While Iberia, Lufthansa and SAS have adapted, painfully and slowly, to low-cost competition, the Italian airline has stubbornly refused to accept that the world has changed
While Iberia, Lufthansa and SAS have adapted, painfully and slowly, to low-cost competition, the Italian airline has stubbornly refused to accept that the world has changed

This is why Alitalia is failing

Plane talk: Etihad could be about to end its love affair with the Italian airline

Simon Calder
Travel Correspondent
Sunday 14 May 2017 17:17

Alitalia is looking for love. Well, a rich suitor at any rate.

The Italian national airline continues to defy gravity and stay afloat, as it has done for years, pumped up by about €12m a week in support from various generous benefactors. The Italian finance minister has just “lent” Alitalia around €400m, which should be enough to keep it going through the winter even though union members roundly rejected a rescue plan that had been hammered out by management and unions.

La vita was more dolce for a time in the 20th century, when leisure and business travel was expanding. As recently as 1992, Alitalia and British Airways could keep a straight face and insist that, yes, the lowest possible return fare between London and Rome was £250. Anyone with the temerity not to stay over a Saturday night would pay double.

It would be unfair to single out Italy, and Alitalia; a quarter-century ago the same story played out in Spain, Germany and Scandinavia. But while Iberia, Lufthansa and SAS have adapted, painfully and slowly, to low-cost competition, Alitalia has stubbornly refused to believe the world has changed.

And, in some ways, it hasn’t. I am indebted to anna.aero, the airline network news and analysis website, for digging up an Alitalia marketing poster of a suave airline captain and the message “We’ll show you how to live beyond your means.”

The glory days of Alitalia

The anna.aero project began in 2007, before the economic crisis had bitten, and even then one of the earliest stories was contemplated the possible consequences if Alitalia had collapsed. Many analysts, journalists and economists have expended plenty of effort over the past decade looking at exactly that subject.

But for as long as Alitalia has a hotline to benefactors and a monopoly on key domestic routes, as I wrote last week it is probably too Italian to fail. Alitalia has the prime link from Milan Linate to Rome Fiumicino to itself; anna.aero says: “Linate has been artificially constrained for many years and is also the most convenient airport for downtown Milan.”

The Italian airline also faces no competition to Rome’s main airport from Venice, Genoa and Trieste. For the Rome-Venice route, I checked a whole range of dates, including a wet Wednesday in mid-November, and the lowest fare remained stubbornly at €70 one way. For a 250-mile hop, that price looks way too high.

Most “legacy” airlines have embraced competition. They may envy the lower cost bases of budget rivals such as easyJet and Ryanair, but they adapt to survive and, sometimes, thrive. Not Alitalia. Instead, it looks for partners who can help it withstand the heat. Two decades ago that was the Dutch airline KLM, later augmented by Air France.

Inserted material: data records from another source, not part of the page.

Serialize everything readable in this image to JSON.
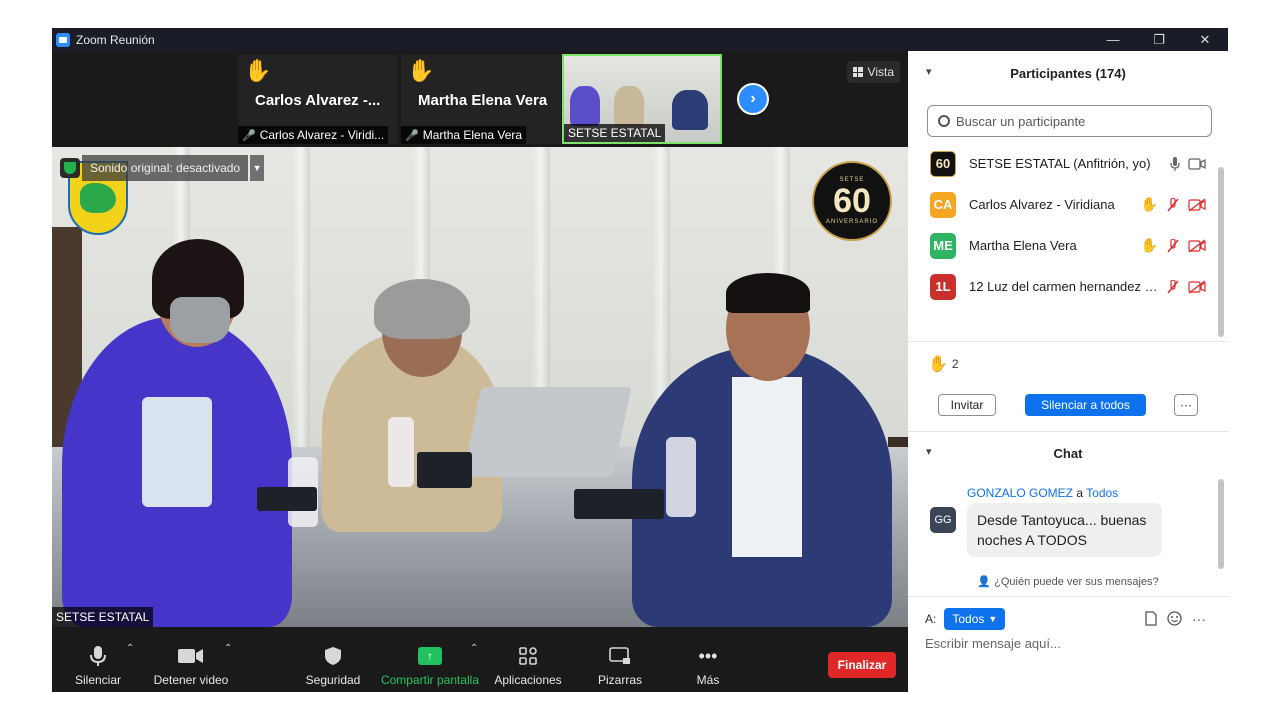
{
  "window": {
    "title": "Zoom Reunión",
    "minimize": "—",
    "maximize": "❐",
    "close": "✕"
  },
  "filmstrip": {
    "tiles": [
      {
        "big_name": "Carlos Alvarez -...",
        "small_name": "Carlos Alvarez - Viridi..."
      },
      {
        "big_name": "Martha Elena Vera",
        "small_name": "Martha Elena Vera"
      },
      {
        "small_name": "SETSE ESTATAL"
      }
    ],
    "vista_label": "Vista",
    "next_icon": "chevron-right-icon"
  },
  "main_video": {
    "sound_original": "Sonido original: desactivado",
    "speaker_label": "SETSE ESTATAL",
    "anniversary_number": "60",
    "anniversary_top": "SETSE",
    "anniversary_bottom": "ANIVERSARIO"
  },
  "toolbar": {
    "mute": "Silenciar",
    "video": "Detener video",
    "security": "Seguridad",
    "share": "Compartir pantalla",
    "apps": "Aplicaciones",
    "whiteboards": "Pizarras",
    "more": "Más",
    "end": "Finalizar"
  },
  "participants": {
    "title": "Participantes (174)",
    "search_placeholder": "Buscar un participante",
    "list": [
      {
        "initials": "60",
        "name": "SETSE ESTATAL (Anfitrión, yo)",
        "color": "#111111"
      },
      {
        "initials": "CA",
        "name": "Carlos Alvarez - Viridiana",
        "color": "#f5a623"
      },
      {
        "initials": "ME",
        "name": "Martha Elena Vera",
        "color": "#2fb463"
      },
      {
        "initials": "1L",
        "name": "12 Luz del carmen hernandez h...",
        "color": "#c9302c"
      }
    ],
    "raised_hands": "2",
    "invite": "Invitar",
    "mute_all": "Silenciar a todos",
    "more": "···"
  },
  "chat": {
    "title": "Chat",
    "message": {
      "sender": "GONZALO GOMEZ",
      "connector": "a",
      "recipient": "Todos",
      "initials": "GG",
      "text": "Desde Tantoyuca... buenas noches A TODOS"
    },
    "who_sees": "¿Quién puede ver sus mensajes?",
    "to_label": "A:",
    "to_value": "Todos",
    "input_placeholder": "Escribir mensaje aquí..."
  },
  "colors": {
    "accent": "#0e72ed",
    "end": "#e02828",
    "share": "#22c35e",
    "raise_hand": "#f5b400"
  }
}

Then, in the summer of 2014, news emerged from Abu Dhabi: Etihad pumped in around half a billion pounds and acquired 49 per cent of Alitalia. The cunning plan of the Gulf airline: “Build a reinvigorated Alitalia as a competitive, sustainably profitable business.” Those were the words of James Hogan, Etihad President and Chief Executive.

He added: “We believe in Alitalia. It is great brand with enormous potential. With the right level of capitalisation and a strong, strategic business plan, we have confidence the airline can be turned around and repositioned as a premium global airline once again.

“Alitalia is the perfect ambassador for Italy and all that it represents. As we revitalise the brand, the airline will increasingly embody all that we recognise as quintessentially Italian – the history, culture, food and fashion. It must be an airline of which Italians can be proud.”

“However ultimately it has to work as a business and the goal is for sustainable profitability from 2017.”

That went well, then. The Italian partner burned through the cash at a phenomenal rate, and nearly three years on is as far from being “a competitive, sustainably profitable business” as ever it was. But as Alitalia continues to fly on the benevolence of the Italian taxpayer, Mr Hogan was replaced this week at the helm of Etihad.

The man who has taken over, Ray Gammell, is conducting a “strategic review”. I imagine Alitalia's bosses expect a swift break-up, and are already looking for the next donor, sorry partner. Quite likely it will be that old flame, the Italian state.

Meanwhile, it’s business as usual at the Italian airline — which has even launched a new route this month, connecting Rome with Kiev seven nights a week — out at 11pm. Getting people to the Ukrainian capital at 2.50am doesn’t look the biggest earner in aviation, but the decades have shown that’s not necessarily a concern for “the perfect ambassador for Italy”.